Interactions at the silica-peptide interface: the influence of particle size and surface functionality.

The variety of interactions that can occur at the silica/aqueous interface makes silica nanoparticles (SiNPs) attractive materials for technological applications. Despite their importance, interfacial interactions are not fully understood. In this contribution, we investigate the effect of (1) particle size and (2) surface functionalization on the adsorption of small biomolecular binders on SiNPs. Small silica binding peptides with different properties (charge, pI, and amino acid composition) were used as binders, while a range of fully characterized SiNPs of diameters ranging between 28 and 500 nm (pristine silica) and SiNPs of ca. 500 nm functionalized with cationic 3-aminopropyl groups and hydrophobic methyl groups was used as binding substrates. Adsorption and binding affinity were investigated by a fluorimetric assay at pH 7.4. A detailed characterization of the surface chemistry of the particles showed that the extent of surface functionalization on modified silica was well below monolayer coverage [by X-ray photoelectron spectroscopy (XPS), ca. 2 and 18 atomic % for the amino- and methyl-modified surfaces, respectively]. Although peptide binding is generally moderated by the physicochemical characteristics of the adsorbing peptide, the introduction of such a small degree of functionality onto silica particles was sufficient to produce drastic changes in adsorption at the silica/aqueous interface. In addition, an increase in peptide adsorption with an increasing particle size, independent of the nature and properties of the peptide, was observed. This particle size effect is attributed to a shift of the dominant binding mechanism toward electrostatic interactions on larger SiNPs. The data presented demonstrate that particle size and surface functionality are both parameters that can substantially influence (bio)molecule uptake via modulation or selection of specific binding modes at the silica/peptide interface.

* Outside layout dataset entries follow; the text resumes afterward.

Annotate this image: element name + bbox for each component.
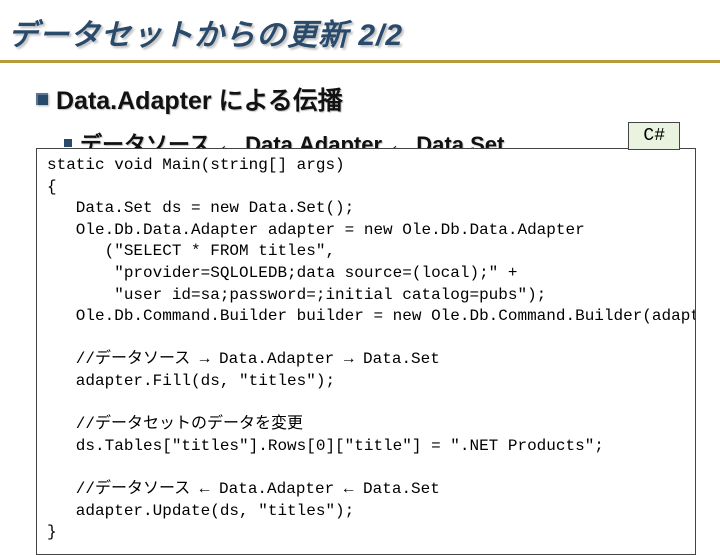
code-container: C# static void Main(string[] args) { Dat… [36,148,696,555]
bullet-square-icon [36,93,48,105]
bullet-small-icon [64,139,72,147]
slide-title: データセットからの更新 2/2 [0,0,720,63]
language-badge: C# [628,122,680,150]
code-block: static void Main(string[] args) { Data.S… [36,148,696,555]
slide: データセットからの更新 2/2 Data.Adapter による伝播 データソー… [0,0,720,540]
heading-row: Data.Adapter による伝播 [36,81,720,117]
heading-2: Data.Adapter による伝播 [56,81,343,117]
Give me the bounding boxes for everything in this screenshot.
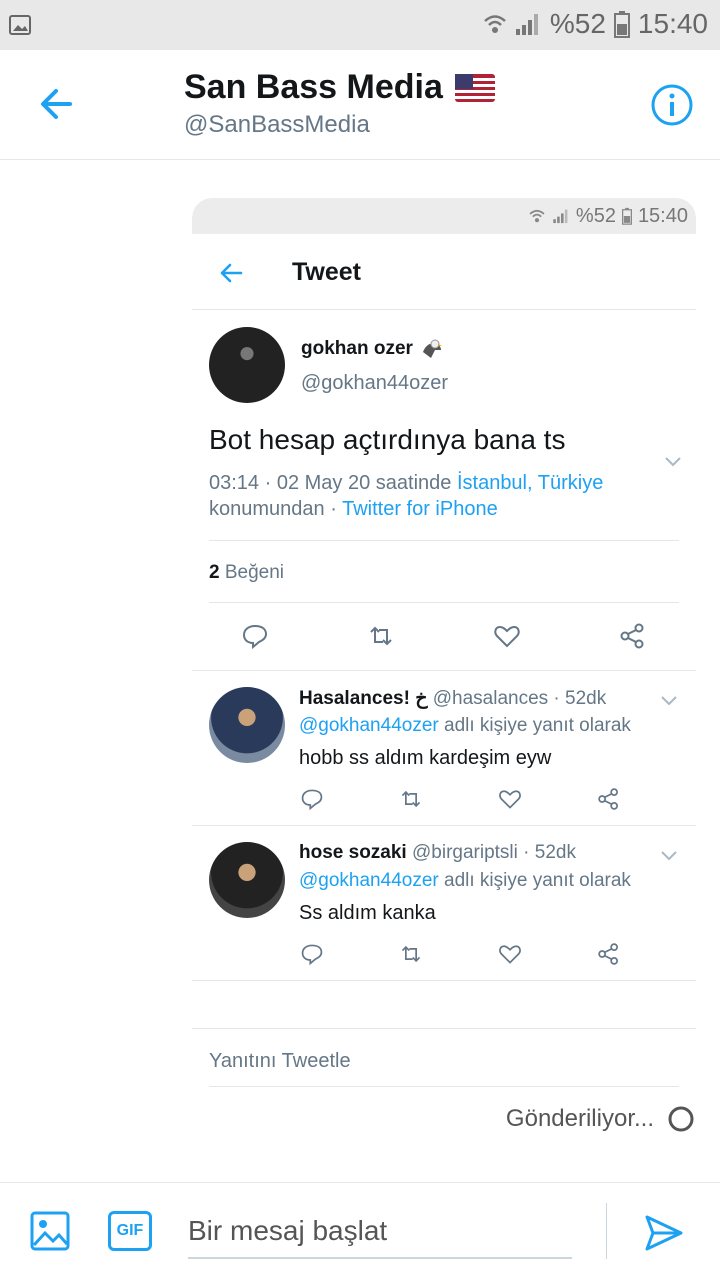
reply-icon	[301, 789, 323, 811]
likes-count: 2	[209, 562, 220, 583]
author-name-text: gokhan ozer	[301, 338, 413, 359]
divider	[606, 1203, 607, 1259]
wifi-icon	[484, 15, 506, 33]
reply-icon	[242, 624, 268, 650]
tweet-actions	[192, 622, 696, 666]
reply-to-suffix: adlı kişiye yanıt olarak	[444, 715, 631, 736]
reply-to-line: @gokhan44ozer adlı kişiye yanıt olarak	[299, 715, 631, 737]
likes-label: Beğeni	[224, 562, 285, 583]
chevron-down-icon	[661, 696, 677, 706]
reply-to-suffix: adlı kişiye yanıt olarak	[444, 870, 631, 891]
conversation-title: San Bass Media	[184, 68, 495, 107]
contact-name: San Bass Media	[184, 68, 443, 106]
retweet-icon	[401, 945, 421, 963]
send-icon[interactable]	[644, 1213, 684, 1253]
back-arrow-icon	[220, 263, 243, 283]
message-input[interactable]	[188, 1205, 572, 1259]
spinner-icon	[668, 1106, 694, 1132]
like-icon	[499, 945, 521, 964]
sending-label: Gönderiliyor...	[505, 1105, 654, 1132]
signal-icon	[553, 209, 568, 224]
conversation-title-block[interactable]: San Bass Media @SanBassMedia	[184, 68, 495, 139]
conversation-header: San Bass Media @SanBassMedia	[0, 50, 720, 160]
back-arrow-icon[interactable]	[34, 82, 78, 126]
reply-icon	[301, 944, 323, 966]
chevron-down-icon	[661, 851, 677, 861]
battery-icon	[621, 207, 632, 225]
avatar	[209, 327, 285, 403]
screenshot-title: Tweet	[292, 258, 361, 286]
battery-percent: %52	[549, 8, 606, 39]
status-bar: %52 15:40	[0, 0, 720, 50]
tweet-text: Bot hesap açtırdınya bana ts	[209, 424, 566, 455]
signal-icon	[515, 14, 538, 35]
divider	[192, 1028, 696, 1029]
reply-to-line: @gokhan44ozer adlı kişiye yanıt olarak	[299, 870, 631, 892]
tweet-author-name: gokhan ozer	[301, 338, 443, 360]
reply-tweet: Hasalances! خ @hasalances · 52dk @gokhan…	[192, 670, 696, 825]
share-icon	[598, 788, 618, 810]
shared-screenshot-image[interactable]: %52 15:40 Tweet gokhan ozer @gokhan44oze…	[192, 198, 696, 1096]
retweet-icon	[401, 790, 421, 808]
clock: 15:40	[637, 8, 708, 39]
like-icon	[499, 790, 521, 809]
divider	[209, 602, 679, 603]
reply-author-handle: @hasalances · 52dk	[432, 688, 607, 709]
avatar	[209, 687, 285, 763]
reply-author-handle: @birgariptsli · 52dk	[412, 842, 576, 863]
main-tweet: gokhan ozer @gokhan44ozer Bot hesap açtı…	[192, 310, 696, 670]
battery-icon	[613, 11, 630, 38]
gif-button[interactable]: GIF	[108, 1211, 152, 1251]
share-icon	[620, 623, 644, 649]
image-attach-icon[interactable]	[30, 1211, 70, 1251]
tweet-author-handle: @gokhan44ozer	[301, 372, 449, 394]
tweet-location: İstanbul, Türkiye	[456, 472, 604, 494]
reply-to-handle: @gokhan44ozer	[299, 870, 439, 891]
reply-header: Hasalances! خ @hasalances · 52dk	[299, 687, 606, 710]
us-flag-icon	[454, 73, 495, 102]
battery-percent: %52	[575, 204, 616, 227]
share-icon	[598, 943, 618, 965]
reply-header: hose sozaki @birgariptsli · 52dk	[299, 842, 576, 864]
tweet-meta: 03:14 · 02 May 20 saatinde İstanbul, Tür…	[209, 470, 679, 522]
divider	[209, 540, 679, 541]
screenshot-status-bar: %52 15:40	[192, 198, 696, 234]
info-icon[interactable]	[650, 83, 694, 127]
wifi-icon	[529, 209, 545, 223]
avatar	[209, 842, 285, 918]
message-composer: GIF	[0, 1182, 720, 1280]
like-icon	[494, 625, 520, 648]
tweet-meta-suffix: konumundan ·	[209, 498, 337, 520]
sending-status: Gönderiliyor...	[506, 1104, 696, 1134]
reply-text: Ss aldım kanka	[299, 902, 436, 924]
clock: 15:40	[637, 204, 688, 227]
retweet-icon	[370, 626, 392, 646]
chevron-down-icon	[665, 457, 681, 467]
screenshot-tweet-header: Tweet	[192, 234, 696, 310]
tweet-time: 03:14 · 02 May 20 saatinde	[209, 472, 452, 494]
gallery-notification-icon	[9, 15, 31, 35]
reply-tweet: hose sozaki @birgariptsli · 52dk @gokhan…	[192, 825, 696, 980]
tweet-source: Twitter for iPhone	[342, 498, 498, 520]
reply-text: hobb ss aldım kardeşim eyw	[299, 747, 552, 769]
divider	[192, 980, 696, 981]
reply-author-name: Hasalances! خ	[299, 688, 428, 709]
divider	[209, 1086, 679, 1087]
reply-prompt: Yanıtını Tweetle	[209, 1050, 351, 1072]
reply-to-handle: @gokhan44ozer	[299, 715, 439, 736]
likes-summary: 2 Beğeni	[209, 562, 284, 584]
contact-handle: @SanBassMedia	[184, 111, 370, 138]
eagle-emoji-icon	[422, 339, 442, 358]
reply-author-name: hose sozaki	[299, 842, 407, 863]
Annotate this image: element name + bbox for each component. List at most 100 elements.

These results are applicable to the design and development of interfaces with specific adsorption/affinity response for biomedical applications, where uptake is important, such as drug delivery. Further, they provide important insights on how peptide affinity and selection during biopanning can be determined by small changes in surface chemistry of the surface of a target that can, in some instances, be associated with the presence of impurities.